Transitory alopecia that has been reported in a few cases is dose-related.
Immunologic
About 20 cases of a lupus-like syndrome have been described, mostly in the Scandinavian literature. The clinical picture consisted of arthralgia or, rarely, exacerbation of a pre-existing rheumatoid arthritis and generalized lymphadenopathy, mostly associated with chronic lung and/or liver reactions, such as chronic active hepatitis. In patients with the lupus-like syndrome at least two immunological tests (antinuclear factor, rheumatoid factor, Coombs’ test, and antibodies against smooth muscle, thyroglobulin, thyroid cell cytoplasm, or glomeruli) were positive. The lymphocyte transformation test was always positive. However, the LE cell phenomenon was always negative. As in other allergic reactions to nitrofurantoin, circulating albumin IgG complexes were found by immunoelectrophoresis, with tailing of the albumin line. The syndrome regresses after withdrawal.
Long-Term Effects
Drug tolerance
Nitrofurantoin is effective against Enterobacteriaceae; the rates of resistance were below 2% in a single-center study and 3.5% in a multicenter study.
Mutagenicity
In vitro, nitrofurantoin acts as a mutagen by inhibiting DNA synthetase. In human fibroblast cultures it damages DNA. Treatment with nitrofurantoin for 12 months caused a significant increase in chromosome aberrations and sister chromatid exchanges in the lymphocytes of 69 children.
Tumorigenicity
Some studies have shown similar metabolism of nitrofurantoin and other (carcinogenic) nitrofurans. Formation of carcinogenic nitrofurantoin metabolites is therefore possible. However, a carcinogenic effect has not been proven for nitrofurantoin.

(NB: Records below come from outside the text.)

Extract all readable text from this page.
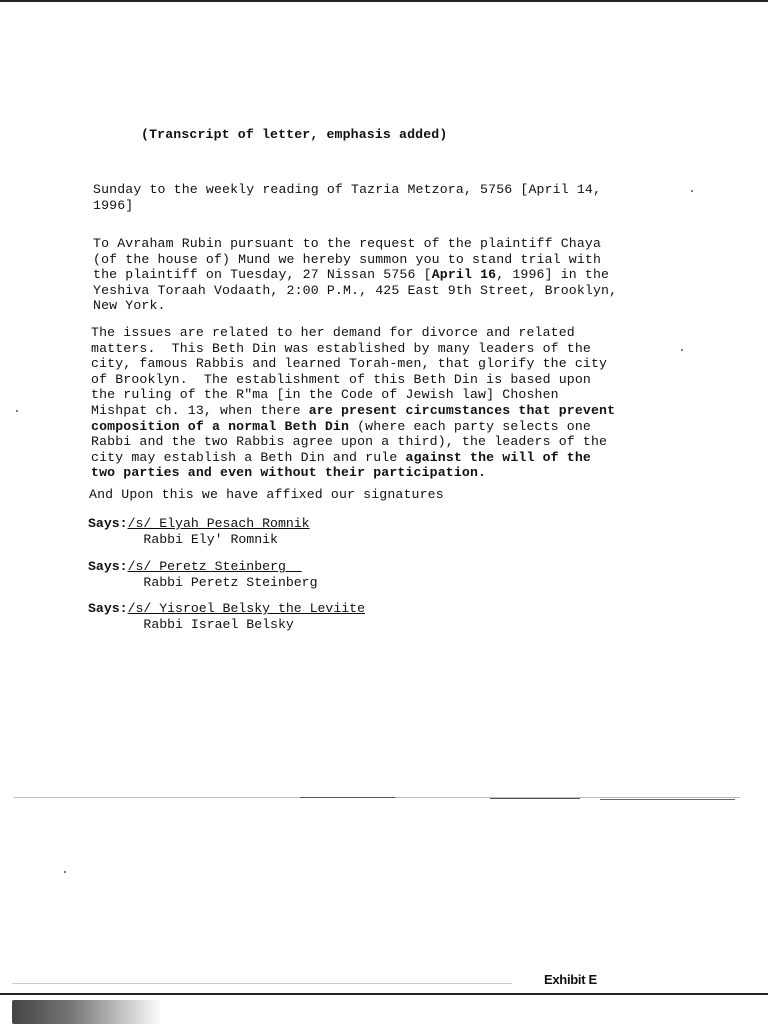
(Transcript of letter, emphasis added)
Sunday to the weekly reading of Tazria Metzora, 5756 [April 14,
1996]
To Avraham Rubin pursuant to the request of the plaintiff Chaya
(of the house of) Mund we hereby summon you to stand trial with
the plaintiff on Tuesday, 27 Nissan 5756 [April 16, 1996] in the
Yeshiva Toraah Vodaath, 2:00 P.M., 425 East 9th Street, Brooklyn,
New York.
The issues are related to her demand for divorce and related
matters.  This Beth Din was established by many leaders of the
city, famous Rabbis and learned Torah-men, that glorify the city
of Brooklyn.  The establishment of this Beth Din is based upon
the ruling of the R"ma [in the Code of Jewish law] Choshen
Mishpat ch. 13, when there are present circumstances that prevent
composition of a normal Beth Din (where each party selects one
Rabbi and the two Rabbis agree upon a third), the leaders of the
city may establish a Beth Din and rule against the will of the
two parties and even without their participation.
And Upon this we have affixed our signatures
Says:/s/ Elyah Pesach Romnik
Rabbi Ely' Romnik
Says:/s/ Peretz Steinberg
Rabbi Peretz Steinberg
Says:/s/ Yisroel Belsky the Leviite
Rabbi Israel Belsky
Exhibit E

Second-Generation Effects Fertility
High-dose oral nitrofurantoin (10 mg/kg/day) transiently reduces the sperm count in 30% of patients. This is due to arrest of maturation. Depression of sperm motility or ejaculate volume can also occur at lower doses.
Teratogenicity
Only very small amounts of nitrofurantoin cross the placenta, and teratogenic effects are not known. Even when it is used in the first trimester, there have been no associated fetal malformations. No teratogenic effects have been associated with nitrofurantoin in Denmark, Finland, Norway, and Sweden, or in a Hungarian case-control survey.
Fetotoxicity
Hemolytic anemia occurred during the first hours of life in a full-term neonate whose mother had taken nitrofurantoin during the last month of pregnancy. It may therefore be wise not to prescribe nitrofurantoin at the end of pregnancy.
Lactation
Nitrofurantoin is actively transported into human milk, achieving concentrations greatly exceeding those in serum. Concern is warranted for suckling infants under 1 month old or for infants with a high frequency of glucose-6-phosphate dehydrogenase deficiency or sensitivity to nitrofurantoin.
Susceptibility Factors
Genetic factors
Glucose-6-phosphate dehydrogenase deficiency is decisive for the development of hemolytic anemia in patients taking nitrofurantoin.
Age
Nitrofurantoin is contraindicated during the last trimester of pregnancy and in neonates, because hemolytic anemia can result from immature enzyme systems.
Renal disease
The main risk factor for toxic reactions to nitrofurantoin, especially polyneuropathy and gastrointestinal symptoms, is impaired renal function.
Drug-Drug Interactions
Estrogens
Nitrofurantoin reduces the enterohepatic circulation of estrogens.
Nalidixic acid
Antagonism in antibacterial efficacy between nitrofurantoin and nalidixic acid has been observed.
Pyridoxine
Pyridoxine accelerates the renal elimination of nitrofurantoin.
Interference with Diagnostic Tests
Glucose measurements
Nitrofurantoin can produce spurious positive urine glucose concentrations or raised blood glucose concentrations if reducing reagents are used.